String group()returns the matched subsequence.
int start()This is meaningful only if called after a successfully find() or find(start). It returns the starting index of the matched subsequence.
int end()returns the ending index of the matched subsequence.
int groupCount()This returns the total number of the matched subsequence.

Example

Suppose we want to write code that identifies if the string starts with a number followed white space. Here, we start with developing a regular expression.
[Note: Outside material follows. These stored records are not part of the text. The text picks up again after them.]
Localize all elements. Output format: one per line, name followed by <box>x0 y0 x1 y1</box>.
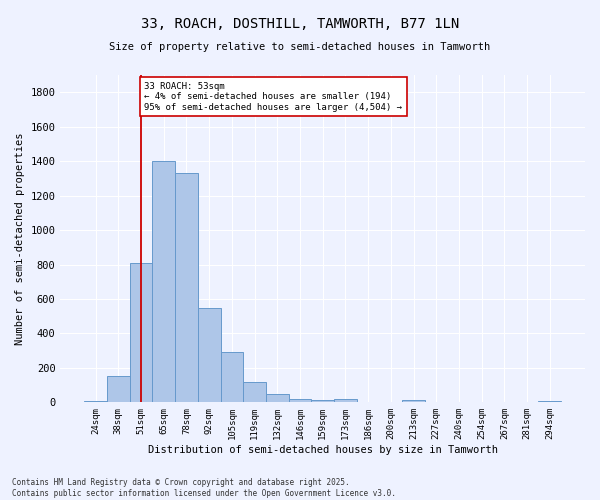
Bar <box>152 161 175 402</box>
Bar <box>289 399 311 402</box>
X-axis label: Distribution of semi-detached houses by size in Tamworth: Distribution of semi-detached houses by … <box>148 445 498 455</box>
Bar <box>243 382 266 402</box>
Bar <box>334 399 357 402</box>
Bar <box>402 400 425 402</box>
Text: Contains HM Land Registry data © Crown copyright and database right 2025.
Contai: Contains HM Land Registry data © Crown c… <box>12 478 396 498</box>
Bar <box>107 376 130 402</box>
Bar <box>130 263 152 402</box>
Bar <box>84 400 107 402</box>
Bar <box>311 400 334 402</box>
Text: Size of property relative to semi-detached houses in Tamworth: Size of property relative to semi-detach… <box>109 42 491 52</box>
Bar <box>175 173 198 402</box>
Y-axis label: Number of semi-detached properties: Number of semi-detached properties <box>15 132 25 345</box>
Text: 33, ROACH, DOSTHILL, TAMWORTH, B77 1LN: 33, ROACH, DOSTHILL, TAMWORTH, B77 1LN <box>141 18 459 32</box>
Text: 33 ROACH: 53sqm
← 4% of semi-detached houses are smaller (194)
95% of semi-detac: 33 ROACH: 53sqm ← 4% of semi-detached ho… <box>145 82 403 112</box>
Bar <box>198 308 221 402</box>
Bar <box>221 352 243 403</box>
Bar <box>266 394 289 402</box>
For a string starting with a number followed by white space, the regular expression would be "\d+\s"
package com.solegaonkar.learnjava;

import java.util.regex.*;

public class RegexExample1{
 public static void main(String args[]){
  //1st way
  Pattern p = Pattern.compile("\\d+\\s+");//. represents single character
  Matcher m = p.matcher("123 234 ");
  while (m.find()) {
   System.out.printf("%s: %d: %d\n", m.group(), m.start(), m.end());
  }
  boolean b = m.matches();

  m = p.matcher("123 234 123 456 677 666");
  if (m.find(5)) {
    System.out.printf("%s: %d: %d\n", m.group(), m.start(), m.end());
  }
  if (m.find(4)) {
    System.out.printf("%s: %d: %d\n", m.group(), m.start(), m.end());
  }
  boolean b1 = m.matches();

  //2nd way
  boolean b2=Pattern.compile("\\d+\\s.*").matcher("12 ds").matches();

  //3rd way
  boolean b3 = Pattern.matches("\\d+\\s.*", "123 fds");

  System.out.println(b+" "+b2+" "+b3);
 }
}
123 : 0: 4
234 : 4: 8
34 : 5: 8
234 : 4: 8
false true true
Note that we use \\ instead of \ in the regex string. This is because \ is a special character in the string and we need to escape it with another \.